Zircons are so durable and resistant to weathering and erosion that they rarely go away, and therefore, this mineral in sediments (so-called "detrital zircons") holds the greatest insight into the history of the Earth. Zircon enriches with U (U-Pb dating), is a timekeeper, and also provides a chemical window into many geological phenomena, such as oxidation state.
This understanding led to a study by Dr. Rui Wang and his Ph.D. student Shao-Chen Wu (Institute of Earth Sciences, China University of Geosciences, Beijing), Dr. Roberto Weinberg and Dr. Peter Cawood (Monash University), and Dr. William Collins (Curtin University).The study is published in the journal Science Bulletin.
The team uses a new method of Loucks et al. (2020) for determining the oxidation state of granitic magmas that uses ratios of Ce, U, and Ti in zircon to track the oxidation state change of crustal magmas through Earth's history. The calculation does not require an ionic charge to be known, nor is the determination of crystallization temperature, pressure, or parental melt composition required.
"Previous methods include Ce/Ce* and Eu/Eu* oxybarometers, but each has limitations related to temperature, pressure, host rock chemical compositional variations, or precision of REE elements needed to measure the Ce/Ce* and Eu/Eu* anomalies." Bob Loucks from Western Australia says.

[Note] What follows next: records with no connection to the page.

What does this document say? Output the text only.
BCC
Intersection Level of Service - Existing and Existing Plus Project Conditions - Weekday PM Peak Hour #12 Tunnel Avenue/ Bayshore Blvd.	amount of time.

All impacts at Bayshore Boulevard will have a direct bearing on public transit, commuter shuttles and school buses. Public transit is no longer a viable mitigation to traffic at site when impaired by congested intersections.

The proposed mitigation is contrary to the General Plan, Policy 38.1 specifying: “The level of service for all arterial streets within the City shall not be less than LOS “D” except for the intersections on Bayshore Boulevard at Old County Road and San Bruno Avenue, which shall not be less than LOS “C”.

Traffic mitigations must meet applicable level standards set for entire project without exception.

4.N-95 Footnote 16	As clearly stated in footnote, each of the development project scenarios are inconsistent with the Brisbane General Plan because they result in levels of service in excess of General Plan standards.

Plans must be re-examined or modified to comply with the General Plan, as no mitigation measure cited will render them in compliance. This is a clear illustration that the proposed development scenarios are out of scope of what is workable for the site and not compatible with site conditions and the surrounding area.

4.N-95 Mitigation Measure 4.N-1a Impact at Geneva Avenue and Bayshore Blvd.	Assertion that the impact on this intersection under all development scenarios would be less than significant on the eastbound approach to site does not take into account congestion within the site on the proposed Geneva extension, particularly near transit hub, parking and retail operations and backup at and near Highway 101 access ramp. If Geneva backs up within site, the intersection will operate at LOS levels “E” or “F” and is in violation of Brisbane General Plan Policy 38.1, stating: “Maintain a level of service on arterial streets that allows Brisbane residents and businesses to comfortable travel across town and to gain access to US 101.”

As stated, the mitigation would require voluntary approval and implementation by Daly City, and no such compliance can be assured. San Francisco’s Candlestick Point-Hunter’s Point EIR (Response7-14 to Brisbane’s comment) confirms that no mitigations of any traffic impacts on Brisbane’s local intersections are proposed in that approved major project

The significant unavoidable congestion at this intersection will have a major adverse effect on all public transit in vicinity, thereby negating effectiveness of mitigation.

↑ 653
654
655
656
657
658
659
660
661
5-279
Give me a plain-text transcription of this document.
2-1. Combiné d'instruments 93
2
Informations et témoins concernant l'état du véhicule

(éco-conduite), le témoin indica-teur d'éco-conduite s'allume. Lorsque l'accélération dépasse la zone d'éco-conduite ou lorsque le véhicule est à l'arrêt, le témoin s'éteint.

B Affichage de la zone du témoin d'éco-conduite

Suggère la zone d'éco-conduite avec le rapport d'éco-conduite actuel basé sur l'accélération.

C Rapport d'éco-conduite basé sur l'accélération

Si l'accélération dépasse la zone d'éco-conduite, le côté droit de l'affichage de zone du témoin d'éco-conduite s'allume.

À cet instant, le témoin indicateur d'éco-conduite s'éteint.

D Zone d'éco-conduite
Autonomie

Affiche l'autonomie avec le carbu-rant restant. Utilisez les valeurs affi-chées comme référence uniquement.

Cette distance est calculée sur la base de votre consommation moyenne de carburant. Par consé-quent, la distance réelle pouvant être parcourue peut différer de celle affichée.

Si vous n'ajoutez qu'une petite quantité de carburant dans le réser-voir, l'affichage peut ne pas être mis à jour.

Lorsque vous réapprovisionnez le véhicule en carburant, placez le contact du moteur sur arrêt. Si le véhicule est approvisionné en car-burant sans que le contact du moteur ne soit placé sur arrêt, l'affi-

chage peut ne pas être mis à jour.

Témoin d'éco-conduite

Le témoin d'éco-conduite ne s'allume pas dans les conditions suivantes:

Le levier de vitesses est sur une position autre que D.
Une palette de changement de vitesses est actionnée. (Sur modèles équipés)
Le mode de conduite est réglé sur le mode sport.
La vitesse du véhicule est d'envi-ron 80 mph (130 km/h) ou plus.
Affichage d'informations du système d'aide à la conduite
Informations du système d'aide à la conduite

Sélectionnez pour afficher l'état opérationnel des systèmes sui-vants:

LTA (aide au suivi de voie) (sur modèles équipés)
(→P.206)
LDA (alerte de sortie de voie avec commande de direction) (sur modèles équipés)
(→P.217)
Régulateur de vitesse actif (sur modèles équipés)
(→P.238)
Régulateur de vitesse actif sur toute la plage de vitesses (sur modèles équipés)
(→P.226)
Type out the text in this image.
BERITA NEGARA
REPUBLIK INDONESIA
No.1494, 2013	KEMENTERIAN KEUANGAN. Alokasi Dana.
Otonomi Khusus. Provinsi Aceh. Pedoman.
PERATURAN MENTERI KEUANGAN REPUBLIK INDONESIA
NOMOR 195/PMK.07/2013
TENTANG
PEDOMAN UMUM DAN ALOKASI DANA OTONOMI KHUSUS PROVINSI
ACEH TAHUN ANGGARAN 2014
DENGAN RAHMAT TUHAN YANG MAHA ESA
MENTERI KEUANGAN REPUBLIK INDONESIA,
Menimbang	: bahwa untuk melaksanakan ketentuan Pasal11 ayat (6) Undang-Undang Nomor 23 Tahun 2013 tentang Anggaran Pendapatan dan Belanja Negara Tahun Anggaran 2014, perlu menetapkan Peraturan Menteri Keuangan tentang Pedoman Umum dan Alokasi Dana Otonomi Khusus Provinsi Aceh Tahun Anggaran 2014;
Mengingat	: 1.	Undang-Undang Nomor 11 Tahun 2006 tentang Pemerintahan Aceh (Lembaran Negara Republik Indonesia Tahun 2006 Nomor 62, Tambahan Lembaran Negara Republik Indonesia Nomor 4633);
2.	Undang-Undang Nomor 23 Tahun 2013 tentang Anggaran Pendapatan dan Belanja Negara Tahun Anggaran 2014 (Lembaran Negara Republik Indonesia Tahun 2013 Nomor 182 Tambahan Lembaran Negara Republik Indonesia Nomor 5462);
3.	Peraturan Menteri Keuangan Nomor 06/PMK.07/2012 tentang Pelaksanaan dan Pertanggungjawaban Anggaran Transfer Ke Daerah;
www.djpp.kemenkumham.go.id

This improved oxybarometer allows a more confident evaluation of the variation in oxidation state, which can now be interpreted in terms of global tectonic changes with time. By determining the oxidation levels of the magmas that formed these detrital zircons, scientists are able to deduce the onset of crust-to-mantle recycling, weathering, and the supercontinent cycle.
The key point is that rocks that lay at the Earth's surface can be carried back down to deep in the Earth's mantle (hundreds to thousands of km below the surface. Our data shows that not only is this happening today, but it could have been going on for billions of years.
Looking at zircons from the early Earth, 3-billion-year-old zircons, to those formed today, we have found the redox state of the magmas in which they formed. The oxidation state (expressed as ΔFMQ) of the detrital zircons rose at ~3.5 billion years, followed by a consistent average ΔFMQ > 0 over the last 3 billion years, suggesting recycling of oceanic lithosphere back into the mantle in what eventually became established as subduction zones.
It shows that the lower limit of the redox state dropped dramatically at 2.6 billion years ago, marking the formation of well-defined continents and the burial of oceanic rocks back into the deep mantle of the Earth. Further to that, we found a cyclicity of the redox patterns: every 600 million years or so, continents come together to form supercontinents, like Gondwana, Rodinia, Nura, and Superia.